Mitchell-Hedges repeatedly made claims of having "discovered" Indian tribes and "lost cities" that had already been documented years, sometimes centuries, before. He claimed he discovered "the cradle of civilisation" in the Mosquito Coast of Nicaragua, and that the Bay Islands of Honduras were remnants of the lost civilisation of Atlantis.
In 1906 he married Lillian Agnes Clarke, known as "Dolly". Most of the time he lived apart from his wife. They had no children on their own but adopted Canadian orphan Anne Marie Le Guillon, today known as Anna Mitchell-Hedges.

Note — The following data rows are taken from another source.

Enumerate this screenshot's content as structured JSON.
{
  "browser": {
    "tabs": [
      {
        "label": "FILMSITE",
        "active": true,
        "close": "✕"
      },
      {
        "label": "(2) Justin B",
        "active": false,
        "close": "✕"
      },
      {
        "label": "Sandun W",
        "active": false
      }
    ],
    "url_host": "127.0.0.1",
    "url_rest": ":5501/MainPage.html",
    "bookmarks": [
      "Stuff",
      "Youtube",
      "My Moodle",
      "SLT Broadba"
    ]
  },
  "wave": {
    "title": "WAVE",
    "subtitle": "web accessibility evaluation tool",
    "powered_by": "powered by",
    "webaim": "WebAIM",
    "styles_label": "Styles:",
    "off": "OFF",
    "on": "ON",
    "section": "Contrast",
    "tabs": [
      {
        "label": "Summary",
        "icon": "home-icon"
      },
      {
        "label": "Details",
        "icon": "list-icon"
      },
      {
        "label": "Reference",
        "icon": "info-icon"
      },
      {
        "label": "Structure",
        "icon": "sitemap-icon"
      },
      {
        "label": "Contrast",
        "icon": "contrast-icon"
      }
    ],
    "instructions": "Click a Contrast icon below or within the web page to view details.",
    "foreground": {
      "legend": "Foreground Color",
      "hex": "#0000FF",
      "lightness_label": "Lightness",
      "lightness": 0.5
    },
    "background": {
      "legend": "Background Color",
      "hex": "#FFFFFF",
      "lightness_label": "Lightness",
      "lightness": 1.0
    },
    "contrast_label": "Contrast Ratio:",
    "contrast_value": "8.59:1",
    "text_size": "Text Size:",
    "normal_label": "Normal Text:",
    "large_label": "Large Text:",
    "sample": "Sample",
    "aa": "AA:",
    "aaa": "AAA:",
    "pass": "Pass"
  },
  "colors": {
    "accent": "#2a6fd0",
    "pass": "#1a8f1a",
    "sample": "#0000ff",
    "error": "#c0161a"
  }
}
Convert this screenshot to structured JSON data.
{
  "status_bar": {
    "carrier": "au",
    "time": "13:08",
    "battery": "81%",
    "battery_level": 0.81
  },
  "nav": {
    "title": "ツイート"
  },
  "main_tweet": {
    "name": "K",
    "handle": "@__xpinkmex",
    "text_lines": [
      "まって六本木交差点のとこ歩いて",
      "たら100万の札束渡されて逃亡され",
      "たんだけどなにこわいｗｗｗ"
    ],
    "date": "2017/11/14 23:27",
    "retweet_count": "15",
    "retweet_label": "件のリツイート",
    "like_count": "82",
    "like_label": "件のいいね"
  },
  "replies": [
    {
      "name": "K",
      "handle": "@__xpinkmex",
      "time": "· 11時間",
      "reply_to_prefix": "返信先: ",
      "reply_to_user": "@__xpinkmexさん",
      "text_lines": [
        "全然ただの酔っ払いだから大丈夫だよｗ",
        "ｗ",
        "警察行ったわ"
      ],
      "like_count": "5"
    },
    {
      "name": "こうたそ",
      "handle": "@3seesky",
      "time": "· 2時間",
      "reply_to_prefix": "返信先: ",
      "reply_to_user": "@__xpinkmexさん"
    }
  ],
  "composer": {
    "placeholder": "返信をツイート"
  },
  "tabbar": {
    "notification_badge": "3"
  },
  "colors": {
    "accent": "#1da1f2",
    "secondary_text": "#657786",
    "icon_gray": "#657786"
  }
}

For a time in the 1930s he had a weekly radio show out of New York City on Sunday evenings. Talking over a background of "jungle drums", Mitchell-Hedges would tell dramatic tales of his adventures, usually including narrow escapes from death at the hands of "savages" or from jungle animals ranging from a jaguar to a vicious attacking iguana.
Mitchell-Hedges claimed to have discovered a "crystal skull" — he called it "The Skull of Doom" — at the Maya ruin of Lubaantun (which he also claimed to have discovered) in British Honduras in the 1920s. However he published no mention of the skull until the late 1940s, not long after a crystal skull was auctioned off by Sydney Burney at Sotheby's in 1943. Mitchell-Hedges's crystal skull is actually the one from Sotheby's as a skull with identical measurements was described in 1936, and its owner was Sydney Burney.
Concerning the last title, prominent Maya archaeologist J. Eric S. Thompson commented that "to me the wonder was how he could write such nonsense and the fear how much taller the next yarn would be".